🤖 AI Summary
This work presents the first successful integration of forward-process reinforcement learning (RL) into MeanFlow, a fast generative model based on average velocity, to address the challenge of optimizing human preference rewards under few-step sampling. By constructing an instantaneous velocity predictor induced by the average velocity, we establish a mapping mechanism that adapts the RL objective from DiffusionNFT to the MeanFlow framework, enabling policy improvement guarantees without requiring backward trajectories or likelihood estimation. Experimental results demonstrate that the proposed method significantly outperforms existing few-step RL-based generators in both image and video generation, achieving state-of-the-art performance on six out of eight evaluation metrics. Notably, it attains a VBench score of 84.33 with only four sampling steps, surpassing multi-step RL approaches that use 50 steps.
📝 Abstract
MeanFlow generators achieve fast few-step sampling by predicting average velocities over time intervals, making them attractive for efficient generation. Reinforcement learning (RL) has become a powerful way to align diffusion and flow models with human preferences and task-specific objectives. In particular, DiffusionNFT offers an efficient forward-process RL framework that does not require reverse-process trajectories or likelihood estimation. However, applying such RL methods to MeanFlow remains underexplored. DiffusionNFT optimizes instantaneous velocities, whereas MeanFlow samples with average velocities. To bridge this gap, we introduce MeanFlowNFT. Inspired by the MeanFlow identity, which bridges average and instantaneous velocities, we construct an induced instantaneous-velocity predictor. We apply the DiffusionNFT objective to this predictor, making reward optimization well-defined for MeanFlow.
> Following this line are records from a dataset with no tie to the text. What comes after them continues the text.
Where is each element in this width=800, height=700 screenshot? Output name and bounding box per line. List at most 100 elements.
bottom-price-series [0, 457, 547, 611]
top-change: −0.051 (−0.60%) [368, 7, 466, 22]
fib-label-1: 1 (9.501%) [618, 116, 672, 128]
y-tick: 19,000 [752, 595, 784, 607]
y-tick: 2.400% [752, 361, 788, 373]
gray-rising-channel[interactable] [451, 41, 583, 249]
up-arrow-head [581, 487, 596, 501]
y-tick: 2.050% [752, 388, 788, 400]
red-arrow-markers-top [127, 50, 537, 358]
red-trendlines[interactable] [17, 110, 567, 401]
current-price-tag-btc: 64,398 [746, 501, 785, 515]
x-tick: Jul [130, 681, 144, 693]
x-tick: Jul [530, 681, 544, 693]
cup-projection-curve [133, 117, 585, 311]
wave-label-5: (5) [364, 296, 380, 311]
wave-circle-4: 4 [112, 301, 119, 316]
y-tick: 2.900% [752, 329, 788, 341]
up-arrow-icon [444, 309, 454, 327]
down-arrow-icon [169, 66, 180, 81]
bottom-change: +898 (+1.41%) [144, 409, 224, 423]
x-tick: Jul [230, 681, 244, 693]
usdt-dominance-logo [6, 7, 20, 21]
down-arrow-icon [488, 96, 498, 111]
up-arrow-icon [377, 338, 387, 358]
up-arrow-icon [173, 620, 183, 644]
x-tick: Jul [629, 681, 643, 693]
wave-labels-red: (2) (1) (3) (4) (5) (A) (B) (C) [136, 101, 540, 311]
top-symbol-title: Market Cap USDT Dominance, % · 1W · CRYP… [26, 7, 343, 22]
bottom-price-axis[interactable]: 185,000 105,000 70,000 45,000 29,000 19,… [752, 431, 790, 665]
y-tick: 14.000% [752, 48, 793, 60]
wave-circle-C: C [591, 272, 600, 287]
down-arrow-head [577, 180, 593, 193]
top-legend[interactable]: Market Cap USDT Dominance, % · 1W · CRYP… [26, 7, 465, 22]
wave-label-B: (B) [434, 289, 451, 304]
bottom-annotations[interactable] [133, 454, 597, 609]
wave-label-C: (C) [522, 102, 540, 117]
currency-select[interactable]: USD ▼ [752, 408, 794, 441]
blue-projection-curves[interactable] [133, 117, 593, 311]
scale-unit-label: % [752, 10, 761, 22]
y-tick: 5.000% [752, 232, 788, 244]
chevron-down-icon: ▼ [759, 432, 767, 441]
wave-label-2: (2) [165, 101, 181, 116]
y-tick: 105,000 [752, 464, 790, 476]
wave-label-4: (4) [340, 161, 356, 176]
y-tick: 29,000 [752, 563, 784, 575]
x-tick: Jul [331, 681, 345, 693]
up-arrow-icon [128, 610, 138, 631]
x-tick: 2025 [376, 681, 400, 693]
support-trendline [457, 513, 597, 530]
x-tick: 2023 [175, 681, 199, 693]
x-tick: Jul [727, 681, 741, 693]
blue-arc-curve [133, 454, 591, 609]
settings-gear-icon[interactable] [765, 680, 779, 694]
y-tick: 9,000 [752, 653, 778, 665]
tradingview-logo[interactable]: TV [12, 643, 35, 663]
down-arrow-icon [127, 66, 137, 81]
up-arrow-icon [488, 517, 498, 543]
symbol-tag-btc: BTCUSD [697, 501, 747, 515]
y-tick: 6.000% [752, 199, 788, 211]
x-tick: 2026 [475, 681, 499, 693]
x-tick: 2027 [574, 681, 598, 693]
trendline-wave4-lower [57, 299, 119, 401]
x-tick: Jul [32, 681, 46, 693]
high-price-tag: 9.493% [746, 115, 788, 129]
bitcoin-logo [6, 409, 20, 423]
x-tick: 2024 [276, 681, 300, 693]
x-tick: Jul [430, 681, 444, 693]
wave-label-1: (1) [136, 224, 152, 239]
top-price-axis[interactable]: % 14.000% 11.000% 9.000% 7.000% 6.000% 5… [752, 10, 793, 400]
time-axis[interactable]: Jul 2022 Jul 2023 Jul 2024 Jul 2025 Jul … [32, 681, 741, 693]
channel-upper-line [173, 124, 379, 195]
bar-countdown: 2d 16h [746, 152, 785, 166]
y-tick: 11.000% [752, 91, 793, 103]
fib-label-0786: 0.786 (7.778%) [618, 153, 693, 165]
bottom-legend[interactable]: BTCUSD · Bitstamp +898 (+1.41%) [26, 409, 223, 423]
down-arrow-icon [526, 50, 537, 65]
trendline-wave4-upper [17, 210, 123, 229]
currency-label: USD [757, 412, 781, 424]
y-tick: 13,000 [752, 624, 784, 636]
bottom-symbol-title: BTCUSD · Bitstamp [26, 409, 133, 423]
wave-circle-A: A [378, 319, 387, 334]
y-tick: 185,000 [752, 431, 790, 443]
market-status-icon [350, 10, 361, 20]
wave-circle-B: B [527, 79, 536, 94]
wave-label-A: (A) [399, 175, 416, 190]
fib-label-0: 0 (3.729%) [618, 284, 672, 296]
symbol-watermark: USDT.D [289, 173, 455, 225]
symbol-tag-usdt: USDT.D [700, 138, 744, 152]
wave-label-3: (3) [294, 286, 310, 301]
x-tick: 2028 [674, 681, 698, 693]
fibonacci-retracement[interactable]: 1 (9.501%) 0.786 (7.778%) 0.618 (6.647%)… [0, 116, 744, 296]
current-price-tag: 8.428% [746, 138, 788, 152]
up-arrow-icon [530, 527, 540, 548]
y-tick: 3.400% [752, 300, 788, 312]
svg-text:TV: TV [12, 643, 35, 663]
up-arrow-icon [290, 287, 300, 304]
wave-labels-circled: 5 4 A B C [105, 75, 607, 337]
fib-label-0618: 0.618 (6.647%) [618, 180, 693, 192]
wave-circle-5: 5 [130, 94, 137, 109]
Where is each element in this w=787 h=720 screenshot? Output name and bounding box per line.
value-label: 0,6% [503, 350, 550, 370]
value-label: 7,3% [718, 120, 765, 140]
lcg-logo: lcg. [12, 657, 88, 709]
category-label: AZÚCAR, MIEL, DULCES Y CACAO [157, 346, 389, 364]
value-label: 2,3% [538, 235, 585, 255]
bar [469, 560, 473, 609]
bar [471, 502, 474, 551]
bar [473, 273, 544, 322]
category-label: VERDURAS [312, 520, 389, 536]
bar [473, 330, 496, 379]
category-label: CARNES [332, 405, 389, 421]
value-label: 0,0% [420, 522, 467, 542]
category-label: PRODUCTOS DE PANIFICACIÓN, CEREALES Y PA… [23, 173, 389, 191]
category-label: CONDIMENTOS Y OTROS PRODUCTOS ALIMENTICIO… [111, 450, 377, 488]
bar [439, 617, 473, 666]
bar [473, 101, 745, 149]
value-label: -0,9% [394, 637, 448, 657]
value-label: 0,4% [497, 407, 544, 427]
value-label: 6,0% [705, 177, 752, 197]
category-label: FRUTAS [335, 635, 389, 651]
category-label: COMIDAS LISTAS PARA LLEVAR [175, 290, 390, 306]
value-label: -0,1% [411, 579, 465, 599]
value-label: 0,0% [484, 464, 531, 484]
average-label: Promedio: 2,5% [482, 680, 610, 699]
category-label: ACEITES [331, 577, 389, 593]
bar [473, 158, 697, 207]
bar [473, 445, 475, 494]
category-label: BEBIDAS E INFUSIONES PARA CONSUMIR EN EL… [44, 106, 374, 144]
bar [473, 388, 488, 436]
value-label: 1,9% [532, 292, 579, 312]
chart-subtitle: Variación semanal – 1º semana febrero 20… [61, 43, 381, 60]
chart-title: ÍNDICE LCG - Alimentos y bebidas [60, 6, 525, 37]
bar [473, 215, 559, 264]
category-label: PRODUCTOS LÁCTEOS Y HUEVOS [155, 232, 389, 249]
Sampling remains based on the average velocity, preserving MeanFlow's fast few-step generation. We further prove that MeanFlowNFT inherits DiffusionNFT's strict policy-improvement guarantee. Experiments on image and video generation show that MeanFlowNFT consistently improves baselines. Moreover, it outperforms prior state-of-the-art RL-tuned few-step generators on most metrics ($6$ of $8$ on SD3.5-M), and can even surpass multi-step RL-tuned diffusion while using only a few sampling steps. For instance, on Wan 2.1, $4$-step MeanFlowNFT reaches a VBench score of $84.33$, surpassing $50$-step LongCat-Video RL ($82.57$).